AZUL ESCURO E CORES
Dia frio de granizo. O céu azul escuro. Roxo, por
vezes. O caminho estreito, de pedras. A descer para o vale onde os mortos
vivem, onde os sonhos se passam, onde as curvas se esbatem. Os sentidos
eclipsam-se, fica apenas a visão. O verde a crescer nas margens das pedras.
Abraça-nos. O céu escuro. Roxo. Acima de nós. E olhei. E vi. No fundo do
caminho, o arco íris. Um arco tão estreito que começava e acabava no estreito
caminho. As cores vibravam fazendo adivinhar o ouro do sol. No vale dos sonhos.
Vi. As cores impressionaram-me ali tão concentradas. Ainda trazia um ramo de
flores na mão. Com as mesmas cores. Dois arco íris. Pequenos. Um perto, nas
minhas mãos, o outro parecia não estar longe. Parei com o vestido branco a
esvoaçar. As rendas, bandeiras bravas ao vento. Nos dedos, as cores. Dois
arcos. Estendi o ramo e entrelacei-o no arco íris. Tão perto era. Tão perto
estava. Nunca contei o segredo do arco íris do vale. Nem aquilo que fiz. Uni o
céu e a terra por terem as mesmas cores. Rosas, jacintos, gerberas, alfazemas,
hortenses…. Enlaçadas ao arco íris. E prendi tudo à minha memória que anda
sempre comigo. Foi um segredo entre candelabros de prata e velas apagadas que
nada viram e nada souberam no seu silêncio escuro. Só a luz o soube, como só
ela sabe de tudo o que é luminoso. O estreito caminho que vai dar às estufas e
aos pássaros com vasos de um lado e do outro. Sabia sempre quantas pétalas
tinha cada flor. O malmequer, dezassete pétalas, vezes dois, trinta e quatro…
não chegava a contar, sabia. Lá dentro o cenário era semelhante ao daqueles
canários a quem dão pigmentos a comer para ficarem com as cores ainda mais
vivas, mas o nosso alimento ali, e aquele que alimentava todo o cenário, era a
nossa própria alma. A vida lá fora era uma bruma cinzenta que se dissipava à
medida que entrávamos pelos portões de ferro forjado. Os objectos ganhavam vida
e vontade e disseram-me em surdina que essa vida e essa vontade eram um favor
dos deuses. Mas os deuses eramos nós. A realidade alterava-se à nossa passagem
porque nós eramos a alma do mundo concentrada num ponto minúsculo do planeta,
num jardim secreto cheio de segredos, numa inspiração onde o ar era diferente,
os pássaros nos conheciam e os objectos apareciam e desapareciam conforme os
olhos da nossa alma os viam. Tudo aparecia apenas porque a nossa alma via.

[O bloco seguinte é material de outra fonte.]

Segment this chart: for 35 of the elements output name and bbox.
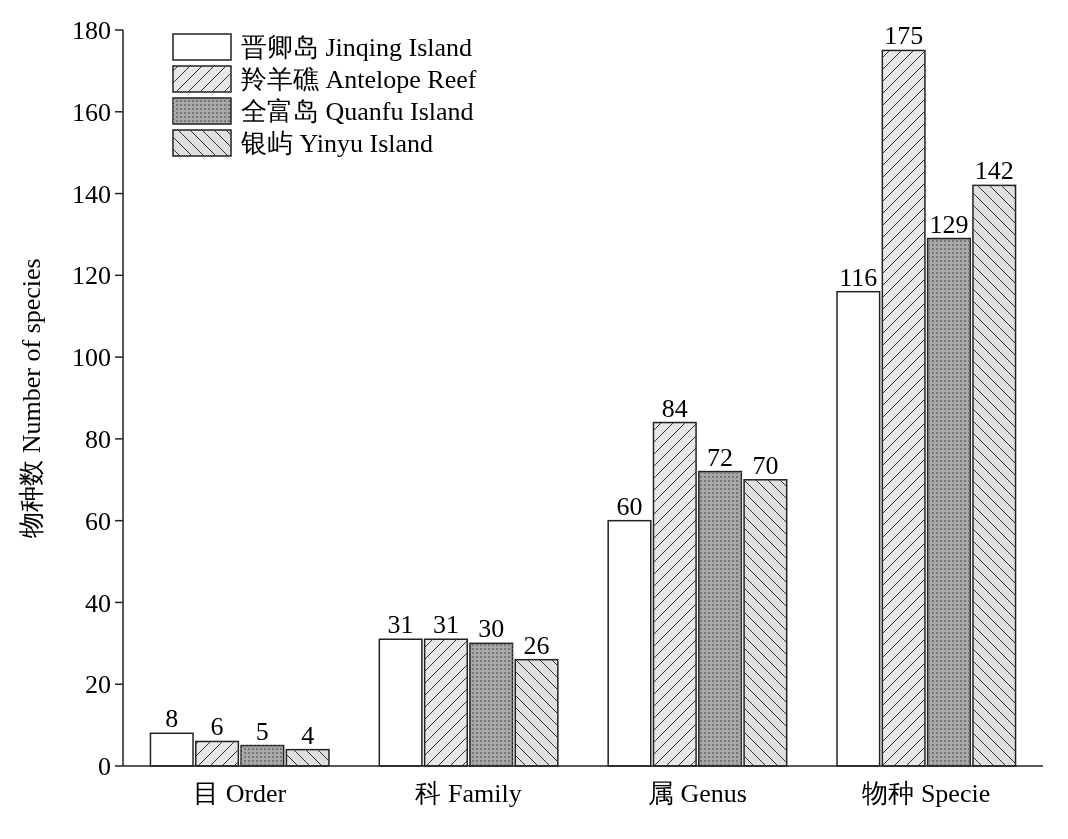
legend-label: 晋卿岛 Jinqing Island xyxy=(241,33,473,63)
data-label: 142 xyxy=(974,156,1014,186)
y-tick-label: 60 xyxy=(85,506,111,536)
data-label: 60 xyxy=(616,491,643,521)
y-tick-label: 100 xyxy=(72,343,111,373)
data-label: 8 xyxy=(165,704,179,734)
legend-label: 羚羊礁 Antelope Reef xyxy=(241,65,477,95)
y-tick-label: 20 xyxy=(85,670,111,700)
data-label: 6 xyxy=(210,712,224,742)
y-tick-label: 80 xyxy=(85,424,111,454)
legend-label: 全富岛 Quanfu Island xyxy=(241,97,474,127)
data-label: 5 xyxy=(255,716,269,746)
x-tick-label: 科 Family xyxy=(415,779,522,808)
data-label: 116 xyxy=(839,262,878,292)
y-tick-label: 180 xyxy=(72,16,111,46)
data-label: 30 xyxy=(478,614,505,644)
data-label: 129 xyxy=(929,209,969,239)
data-label: 84 xyxy=(661,393,688,423)
data-label: 4 xyxy=(301,720,315,750)
y-tick-label: 120 xyxy=(72,261,111,291)
data-label: 31 xyxy=(387,610,414,640)
legend-label: 银屿 Yinyu Island xyxy=(240,129,434,159)
data-label: 31 xyxy=(432,610,459,640)
data-label: 26 xyxy=(523,630,550,660)
y-tick-label: 40 xyxy=(85,588,111,618)
y-tick-label: 160 xyxy=(72,97,111,127)
data-label: 175 xyxy=(884,21,924,51)
y-tick-label: 140 xyxy=(72,179,111,209)
x-tick-label: 属 Genus xyxy=(647,779,747,808)
x-tick-label: 目 Order xyxy=(193,779,287,808)
data-label: 72 xyxy=(707,442,734,472)
x-tick-label: 物种 Specie xyxy=(862,779,991,808)
y-axis-title: 物种数 Number of species xyxy=(17,258,46,538)
y-tick-label: 0 xyxy=(98,752,111,782)
data-label: 70 xyxy=(752,450,779,480)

Poder-se-ia pensar que era uma estranha capacidade de ver o futuro, de procurar
aquilo que sempre esteve lá, isto para quem vinha de fora e nos observava a
partir das brumas exteriores, mas, na verdade, o tempo lá dentro era
inexistente e o espaço era moldável como a lama, o barro, a cerâmica, a tinta,
o verniz, o fogo do forno, as palavras, os acontecimentos. Tudo vibrava e nada estava
fixo. A nossa alma era permanentemente salva, por vagas, entre soluços,
mergulhos nas águas negras do lago, renascimentos à medida que voltávamos a
pisar o caminho das pedras de novo, em percurso inverso, subindo o monte,
olhando para trás, para o vale, para o arco íris que reconciliava a terra e o
céu e deixava que nos enlaçássemos nessa união como a vara de Hermes, eixo
erguido na esperança do reajuste estático, aparentemente impossível, num jardim
onde tudo se movia acompanhando a mais ínfima mudança da nossa alma.